As always, bandleader Moppa Elliott juggles multiple sources of inspiration on Loafer’s Hollow, drawing upon the literary and the musical with eight new compositions that explore pre-bebop era jazz from the first half of the 20th century, five of them dedicated to influential authors. Each of the compositions is named after the seemingly inexhaustible supply of oddly-christened towns in Elliott’s native Pennsylvania, as has been the case since the band’s earliest recordings. For this performance, the line-up will include Philly’s own Dan Blacksberg and Nick Millevoi.
“Elliott's intent is clearly to explore pre-bop styles in a contemporary and unsentimental way without mawkishly kowtowing to the work of past masters,” said All About Jazz about the first MOPDtK septet album, Red Hot. “For every irreverent aside and wacky solo, there's the glow of new possibilities emerging from still-valid musical styles that many seem content to simply embalm and enshrine in some sort of museum setting.”
Whereas Red Hot was directly influenced by the jazz and blues recordings of the 1920s and early ‘30s, Loafer’s Hollow owes a great debt to the music of the swing era, and Count Basie’s many ensembles in particular. From the use of the piano as a melodic instrument to the wide assortment of mutes employed by the brass players, the sounds of the 1930s and 40s big bands and “swing song” tradition is constantly referenced. Of course, this being a Mostly Other People Do the Killing album, there are innumerable other musical references waiting to be discovered by the astute listener.
With pieces written in homage to such ground-breaking literary figures as Kurt Vonnegut, Thomas Pynhcon, James Joyce, Cormac McCarthy and David Foster Wallace, Elliott’s obvious choice was to title the album “Library” after a town south of Pittsburgh, PA. After some research, it turned out that the town of Library had an interesting history, having been known as Loafer’s Hollow before the first library in the area was built there in 1833, lending the album its even more evocative, though equally apt, new name.

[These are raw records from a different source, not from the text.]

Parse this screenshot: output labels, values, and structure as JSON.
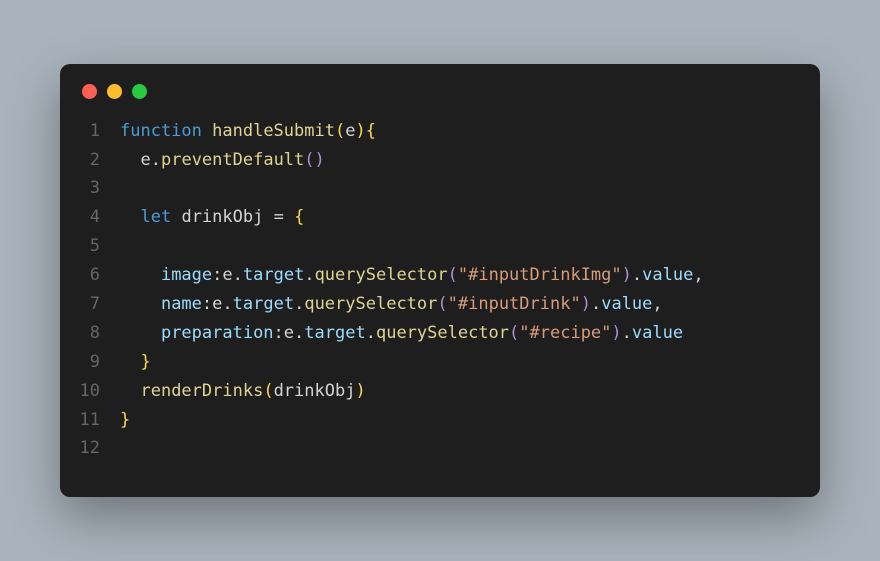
{
  "colors": {
    "bg_page": "#a9b3bd",
    "bg_window": "#1e1e1e",
    "traffic_close": "#ff5f56",
    "traffic_min": "#ffbd2e",
    "traffic_max": "#27c93f",
    "gutter": "#666666",
    "default": "#d4d4d4",
    "keyword": "#4a9cd6",
    "function": "#e0d493",
    "property": "#9cdcfe",
    "string": "#d89c7a",
    "brace": "#ffd84d",
    "paren": "#b58cd6"
  },
  "line_numbers": [
    "1",
    "2",
    "3",
    "4",
    "5",
    "6",
    "7",
    "8",
    "9",
    "10",
    "11",
    "12"
  ],
  "code": {
    "lines": [
      [
        {
          "cls": "tok-kw",
          "t": "function"
        },
        {
          "cls": "tok-punct",
          "t": " "
        },
        {
          "cls": "tok-fn",
          "t": "handleSubmit"
        },
        {
          "cls": "tok-brace",
          "t": "("
        },
        {
          "cls": "tok-id",
          "t": "e"
        },
        {
          "cls": "tok-brace",
          "t": ")"
        },
        {
          "cls": "tok-brace",
          "t": "{"
        }
      ],
      [
        {
          "cls": "tok-punct",
          "t": "  "
        },
        {
          "cls": "tok-id",
          "t": "e"
        },
        {
          "cls": "tok-punct",
          "t": "."
        },
        {
          "cls": "tok-fn",
          "t": "preventDefault"
        },
        {
          "cls": "tok-paren",
          "t": "()"
        }
      ],
      [
        {
          "cls": "tok-punct",
          "t": ""
        }
      ],
      [
        {
          "cls": "tok-punct",
          "t": "  "
        },
        {
          "cls": "tok-kw",
          "t": "let"
        },
        {
          "cls": "tok-punct",
          "t": " "
        },
        {
          "cls": "tok-id",
          "t": "drinkObj"
        },
        {
          "cls": "tok-punct",
          "t": " = "
        },
        {
          "cls": "tok-brace",
          "t": "{"
        }
      ],
      [
        {
          "cls": "tok-punct",
          "t": ""
        }
      ],
      [
        {
          "cls": "tok-punct",
          "t": "    "
        },
        {
          "cls": "tok-prop",
          "t": "image"
        },
        {
          "cls": "tok-punct",
          "t": ":"
        },
        {
          "cls": "tok-id",
          "t": "e"
        },
        {
          "cls": "tok-punct",
          "t": "."
        },
        {
          "cls": "tok-prop",
          "t": "target"
        },
        {
          "cls": "tok-punct",
          "t": "."
        },
        {
          "cls": "tok-fn",
          "t": "querySelector"
        },
        {
          "cls": "tok-paren",
          "t": "("
        },
        {
          "cls": "tok-str",
          "t": "\"#inputDrinkImg\""
        },
        {
          "cls": "tok-paren",
          "t": ")"
        },
        {
          "cls": "tok-punct",
          "t": "."
        },
        {
          "cls": "tok-prop",
          "t": "value"
        },
        {
          "cls": "tok-punct",
          "t": ","
        }
      ],
      [
        {
          "cls": "tok-punct",
          "t": "    "
        },
        {
          "cls": "tok-prop",
          "t": "name"
        },
        {
          "cls": "tok-punct",
          "t": ":"
        },
        {
          "cls": "tok-id",
          "t": "e"
        },
        {
          "cls": "tok-punct",
          "t": "."
        },
        {
          "cls": "tok-prop",
          "t": "target"
        },
        {
          "cls": "tok-punct",
          "t": "."
        },
        {
          "cls": "tok-fn",
          "t": "querySelector"
        },
        {
          "cls": "tok-paren",
          "t": "("
        },
        {
          "cls": "tok-str",
          "t": "\"#inputDrink\""
        },
        {
          "cls": "tok-paren",
          "t": ")"
        },
        {
          "cls": "tok-punct",
          "t": "."
        },
        {
          "cls": "tok-prop",
          "t": "value"
        },
        {
          "cls": "tok-punct",
          "t": ","
        }
      ],
      [
        {
          "cls": "tok-punct",
          "t": "    "
        },
        {
          "cls": "tok-prop",
          "t": "preparation"
        },
        {
          "cls": "tok-punct",
          "t": ":"
        },
        {
          "cls": "tok-id",
          "t": "e"
        },
        {
          "cls": "tok-punct",
          "t": "."
        },
        {
          "cls": "tok-prop",
          "t": "target"
        },
        {
          "cls": "tok-punct",
          "t": "."
        },
        {
          "cls": "tok-fn",
          "t": "querySelector"
        },
        {
          "cls": "tok-paren",
          "t": "("
        },
        {
          "cls": "tok-str",
          "t": "\"#recipe\""
        },
        {
          "cls": "tok-paren",
          "t": ")"
        },
        {
          "cls": "tok-punct",
          "t": "."
        },
        {
          "cls": "tok-prop",
          "t": "value"
        }
      ],
      [
        {
          "cls": "tok-punct",
          "t": "  "
        },
        {
          "cls": "tok-brace",
          "t": "}"
        }
      ],
      [
        {
          "cls": "tok-punct",
          "t": "  "
        },
        {
          "cls": "tok-fn",
          "t": "renderDrinks"
        },
        {
          "cls": "tok-brace",
          "t": "("
        },
        {
          "cls": "tok-id",
          "t": "drinkObj"
        },
        {
          "cls": "tok-brace",
          "t": ")"
        }
      ],
      [
        {
          "cls": "tok-brace",
          "t": "}"
        }
      ],
      [
        {
          "cls": "tok-punct",
          "t": ""
        }
      ]
    ]
  }
}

Over the past thirteen years, MOPDtK has earned a place at the forefront of jazz and improvised music, performing in a style that is at once rooted in the jazz tradition and highly improvised and unstructured. Their initial albums explored the intersection between common practice hard-bop compositions and free improvisation, incorporating a kaleidoscopic wealth of other influences from pop music to the classical European repertoire. In 2010, Elliott expanded the group’s framework and began exploring specific eras of jazz, resulting in 2011’s Slippery Rock (an investigation of smooth jazz and fusion styles) and 2012’s Red Hot (featuring an expanded lineup recalling the jazz and blues recordings of the late 1920s and early 1930s). 2014 saw the release of Blue, a note-for-note recreation of Miles Davis’ classic album, Kind of Blue that evoked a wide range of strong responses from both the public and critics.